Was awesome down here, especially the weather, and Mathieu tells me he is
still a fabulous great guy.  He even managed his first thermals over the
beach and gained a bit of alitutude!"

Believe it or not, Trevor was probably the rockstar of this group of guys
doing their first SIVs, nailing most of his maneuvers and then towing up
for some thermals on his last flight which lasted 20 - 30 minutes..

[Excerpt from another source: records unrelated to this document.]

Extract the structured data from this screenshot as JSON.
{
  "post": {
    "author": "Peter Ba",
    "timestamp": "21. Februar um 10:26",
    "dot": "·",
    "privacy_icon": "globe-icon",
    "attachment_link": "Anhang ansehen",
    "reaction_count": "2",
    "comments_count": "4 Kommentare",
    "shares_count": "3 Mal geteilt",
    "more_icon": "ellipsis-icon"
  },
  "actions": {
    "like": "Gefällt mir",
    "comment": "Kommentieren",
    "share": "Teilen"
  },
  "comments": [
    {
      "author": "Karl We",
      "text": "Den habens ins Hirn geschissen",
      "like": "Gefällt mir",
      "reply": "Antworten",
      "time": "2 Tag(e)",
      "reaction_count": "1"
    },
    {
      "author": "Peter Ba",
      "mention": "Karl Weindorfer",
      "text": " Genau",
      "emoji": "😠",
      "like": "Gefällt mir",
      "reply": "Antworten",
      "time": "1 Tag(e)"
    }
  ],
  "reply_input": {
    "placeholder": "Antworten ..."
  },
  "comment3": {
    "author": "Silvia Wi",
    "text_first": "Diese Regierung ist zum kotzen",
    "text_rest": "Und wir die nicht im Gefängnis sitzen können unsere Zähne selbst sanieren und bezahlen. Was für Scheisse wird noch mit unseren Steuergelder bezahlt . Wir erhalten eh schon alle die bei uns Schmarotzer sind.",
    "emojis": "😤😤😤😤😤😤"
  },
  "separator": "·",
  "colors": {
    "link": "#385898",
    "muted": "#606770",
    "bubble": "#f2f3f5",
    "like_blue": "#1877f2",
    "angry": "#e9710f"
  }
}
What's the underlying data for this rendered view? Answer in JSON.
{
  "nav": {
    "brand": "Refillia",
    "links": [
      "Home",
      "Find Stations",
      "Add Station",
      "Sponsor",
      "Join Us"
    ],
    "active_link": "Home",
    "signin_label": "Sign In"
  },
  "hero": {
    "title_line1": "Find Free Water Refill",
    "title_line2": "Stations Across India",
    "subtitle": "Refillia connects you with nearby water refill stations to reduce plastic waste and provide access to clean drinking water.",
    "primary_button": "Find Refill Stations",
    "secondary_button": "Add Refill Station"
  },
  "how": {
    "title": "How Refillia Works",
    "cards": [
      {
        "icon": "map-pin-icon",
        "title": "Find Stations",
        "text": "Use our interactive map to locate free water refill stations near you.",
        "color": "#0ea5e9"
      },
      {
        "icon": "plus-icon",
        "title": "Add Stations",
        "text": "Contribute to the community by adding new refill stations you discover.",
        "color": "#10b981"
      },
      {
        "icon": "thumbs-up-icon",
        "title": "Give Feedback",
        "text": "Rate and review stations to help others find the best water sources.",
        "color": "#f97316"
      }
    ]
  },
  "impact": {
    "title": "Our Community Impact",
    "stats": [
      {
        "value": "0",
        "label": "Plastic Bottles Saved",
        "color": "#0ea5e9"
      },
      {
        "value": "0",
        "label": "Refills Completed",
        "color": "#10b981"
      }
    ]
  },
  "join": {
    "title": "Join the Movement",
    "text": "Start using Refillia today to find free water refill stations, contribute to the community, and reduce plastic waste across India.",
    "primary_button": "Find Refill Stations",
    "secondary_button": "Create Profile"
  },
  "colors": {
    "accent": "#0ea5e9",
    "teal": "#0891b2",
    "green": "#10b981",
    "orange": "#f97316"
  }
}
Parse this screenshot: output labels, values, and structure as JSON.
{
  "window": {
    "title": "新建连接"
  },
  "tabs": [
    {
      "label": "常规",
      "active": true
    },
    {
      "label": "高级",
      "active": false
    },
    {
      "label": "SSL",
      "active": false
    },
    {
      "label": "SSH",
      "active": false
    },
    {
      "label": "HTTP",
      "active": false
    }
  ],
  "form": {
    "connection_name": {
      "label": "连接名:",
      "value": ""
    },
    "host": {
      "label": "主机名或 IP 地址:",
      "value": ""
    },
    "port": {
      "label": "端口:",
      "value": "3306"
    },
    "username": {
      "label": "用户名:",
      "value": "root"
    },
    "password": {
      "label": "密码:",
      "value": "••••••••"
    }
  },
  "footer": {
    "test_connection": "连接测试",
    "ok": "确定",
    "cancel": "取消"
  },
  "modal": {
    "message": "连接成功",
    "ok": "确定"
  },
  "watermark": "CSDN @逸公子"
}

ANywas, that is all for now.

See you in a few days.


Saturday, May 16, 2009

Fwd: SIV update

>> Hey Vincene and Keith,
>> weather down here is awesome! 20-30C sunshine....
>> just give you a quick update...
>> I towed up first thing this morning, did a few basic manuevers, was a
>> blast.. came in to land... I know I have put weight on but man that
>> is the
>> hottest that I have ever come in (no wind to help slow my fat ass
>> down),
>> and the flare didnt do much to slow me down, but managed to stay on
>> my
>> feet
>> Dan towed up next... was a little dicey (he said he had his break
>> handle
>> caught thru his risers and couldnt turn while on tow... never
>> occurred to
>> him to avoid the handle and just go for the actual break line...
>> but, with
>> a little anxious moments Chris got him back on track and he did a tow
>> (close to lockout a couple of times)... did his manuevers really well
>> Trevor went next... awesome first SIV flight
>> Then the Frenchy-left-backward edmontonian with a fake accent
>> towed...
>> awesome first SIV flight
>> Then Steve... awesome first SIV flight
>> then the boat broke down... Chris not sure if it is an engine
>> problem or
>> what, but we had to stop... so he gave the guys who hadnt towed the
>> option
>> of doing a first tow off the truck down the road
>> was starting to thermal slightly
>> Daniel went first... dicey tow but chris again got him up (again
>> almost
>> lock out a couple of times)... he did some of the over the land
>> manuevers
>> (the best was... do a right 90... alright, that was a left 90 but
>> it will
>> have to do cause it's done now)
>> Tomo went next.. was thermalling a bit more.. he did a good job
>> reversing
>> (first attempt got pulled off his feet), but second time got up...
>> bit of
>> a dicey tow again, almost lock out).. he released and hit nothing
>> but sink
>> cause he was down in about 2 minutes and didnt do any maneuvers
>> Chris said it was too dicey for any of the newbies to continue
>> today... I
>> think he might have been a little miffed with people not doing what
>> they
>> were supposed to while on tow, even after explaining, but whatever
>> I did a final tow, thermalled around for 25 minutes or so and then
>> decided
>> to land cause the thermals were getting a bit strong for my comfort
>> level
>> in the desert and the wind was picking up (starting to get parked,
>> and not
>> too familiar with the how strong they get here, so chose to get
>> down while
>> i could still move forward!)
>> Chris has taken the boat back to his buddy, so hopefully he will
>> have it
>> repaired in the next couple of days. We are gonna head into SLC in
>> an
>> hour, and maybe try the Point if the wind cooperates. As it
>> stands, we
>> have had 6 people tow and manuever; Tomo towed but did not
>> manuever, and
>> Terry has yet to tow.
>> Cheers, and i'll see you on Wednesday or Thursday.